We define a list of questions to ask:

In [10]:
queries = ['Where can I see a roadmap or make feature requests for the service?',
           'How is the pricing of Red Hat OpenShift Service on AWS calculated?',
           'Is there an upfront commitment?',
           'How can I delete ROSA cluster?',
           'Can I shut down my VMs temporarily?', # https://docs.openshift.com/rosa/rosa_architecture/rosa_policy_service_definition/rosa-service-definition.html#rosa-sdpolicy-instance-types_rosa-service-definition
           'How can I automatically deploy ROSA cluster?',
           'How can my ROSA cluster autoscale?',
           'How can I install aws load balancer controller',
           'How can I install Prometheus Operator with my ROSA cluster?',
           'What time is it?', # adversarial example
           'How can I federate metrics to a centralized Prometheus Cluster?',
           'What is the meaning of life?'] # adversarial example

Now we iterate over the list of questions and call the QA chain for each, showing the resulting answer.

**NOTE**: the results below come from an API that is exposing the [MLP-7B Base](https://www.mosaicml.com/blog/mpt-7b) model.

In [11]:
answers = []
for query in queries:
    answers.append(qa_chain(query))

# Print the answers
for result in answers:
    print("="*80)
    print("Question:", result["query"])
    print("Answer: ", result["result"])

Question: Where can I see a roadmap or make feature requests for the service?
Answer:   https://access.redhat.com/documentation/en-US/OpenShift_Service_on_AWS/1.0/html/GettingStartedGuide/#gettingstartedguide-roadmapprojectfeaturerequests
Question: How is the pricing of Red Hat OpenShift Service on AWS calculated?
Answer:   _There's no simple way to calculate it because each customer will use different amounts of compute power over time_. For example, if your application requires more CPU than usual during peak times or when new features go live then that could increase your bill significantly.<br><br>
For most customers we recommend using our Reserved Instance program as described below so they can lock down their price at a discount compared with On Demand prices. This allows them to budget accurately based upon what they expect to spend rather than having unpredictable bills from month to month due to usage spikes. <br><br>

*Reserved instance discounts apply only to clusters create

# Conclusions

This notebook presents a simple way to wrap a custom Large Language Model (LLM) that is being exposed via an API so that it can be integrated into LangChain. The integration is illustrated with a sample set of question answering for Red Hat OpenShift Service on AWS (ROSA).

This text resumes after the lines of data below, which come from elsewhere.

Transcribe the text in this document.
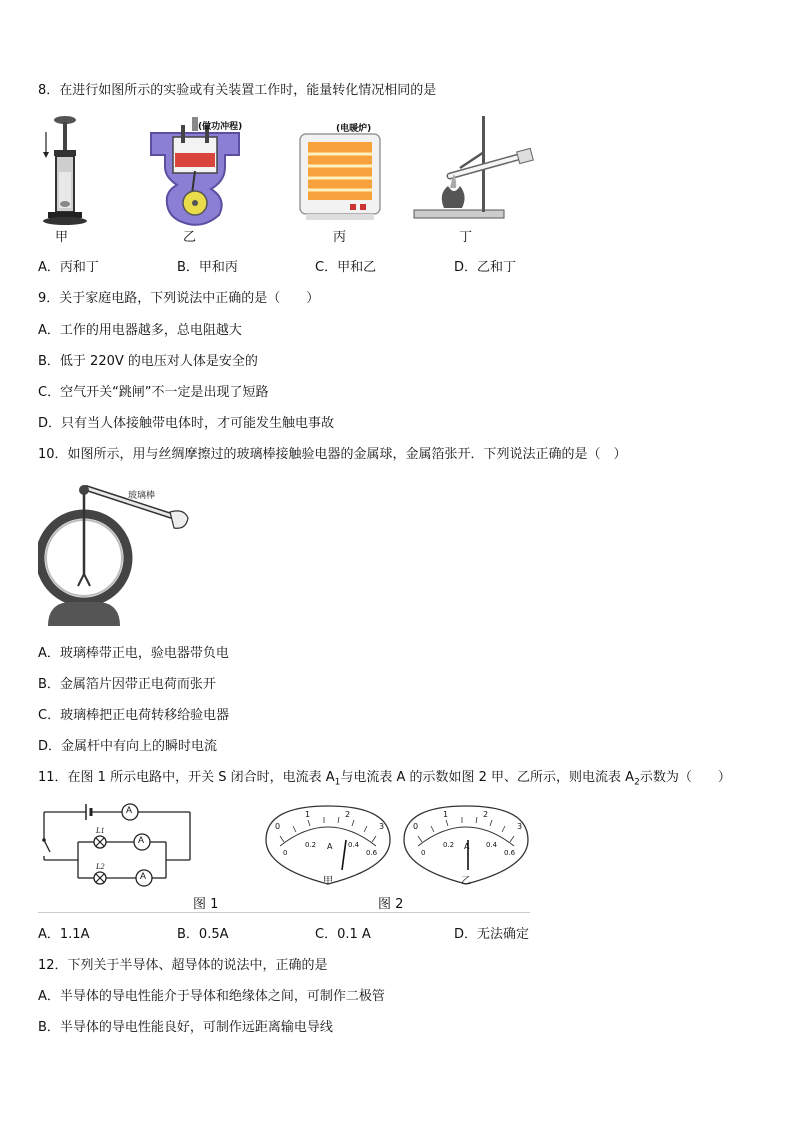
8．在进行如图所示的实验或有关装置工作时，能量转化情况相同的是
甲
(做功冲程)
乙
(电暖炉)
丙	丁
A．丙和丁	B．甲和丙	C．甲和乙	D．乙和丁
9．关于家庭电路，下列说法中正确的是（　　）
A．工作的用电器越多，总电阻越大
B．低于 220V 的电压对人体是安全的
C．空气开关“跳闸”不一定是出现了短路
D．只有当人体接触带电体时，才可能发生触电事故
10．如图所示，用与丝绸摩擦过的玻璃棒接触验电器的金属球，金属箔张开．下列说法正确的是（　）
玻璃棒
A．玻璃棒带正电，验电器带负电
B．金属箔片因带正电荷而张开
C．玻璃棒把正电荷转移给验电器
D．金属杆中有向上的瞬时电流
11．在图 1 所示电路中，开关 S 闭合时，电流表 $A_1$与电流表 A 的示数如图 2 甲、乙所示，则电流表 $A_2$示数为（　　）
A
A
A
L1
L2
图 1
0
1	2
3
0
0.2	0.4
0.6
A
0
1	2
3
0
0.2	0.4
0.6
A
甲	乙
图 2
A．1.1A	B．0.5A	C．0.1 A	D．无法确定
12．下列关于半导体、超导体的说法中，正确的是
A．半导体的导电性能介于导体和绝缘体之间，可制作二极管
B．半导体的导电性能良好，可制作远距离输电导线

The integration provided here is very simple and uses a REST API. This works well enough for the use case of "batch" (or essentially non-interactive) question answering.

For more interactive use cases (interactive question answering or conversations), the simple wrapper class could be adapted to use the streaming WebSocket API that is also available. This should provide a better user experience in this type of use case. Some sample code to access the WebSocket API in `text-generation-webui` is available in [their repository](https://github.com/oobabooga/text-generation-webui/blob/main/api-example-stream.py).

There is room for improvement in the question answering process: it should be possible to improve the results by working on better prompts, trying different models, and improving the document retrieval process (quantity and quality of the data, as well as the document retrieval process). However, this is beyond the scope of this notebook, whose main purpose is to illustrate the integration of a custom API-based LLM into LangChain.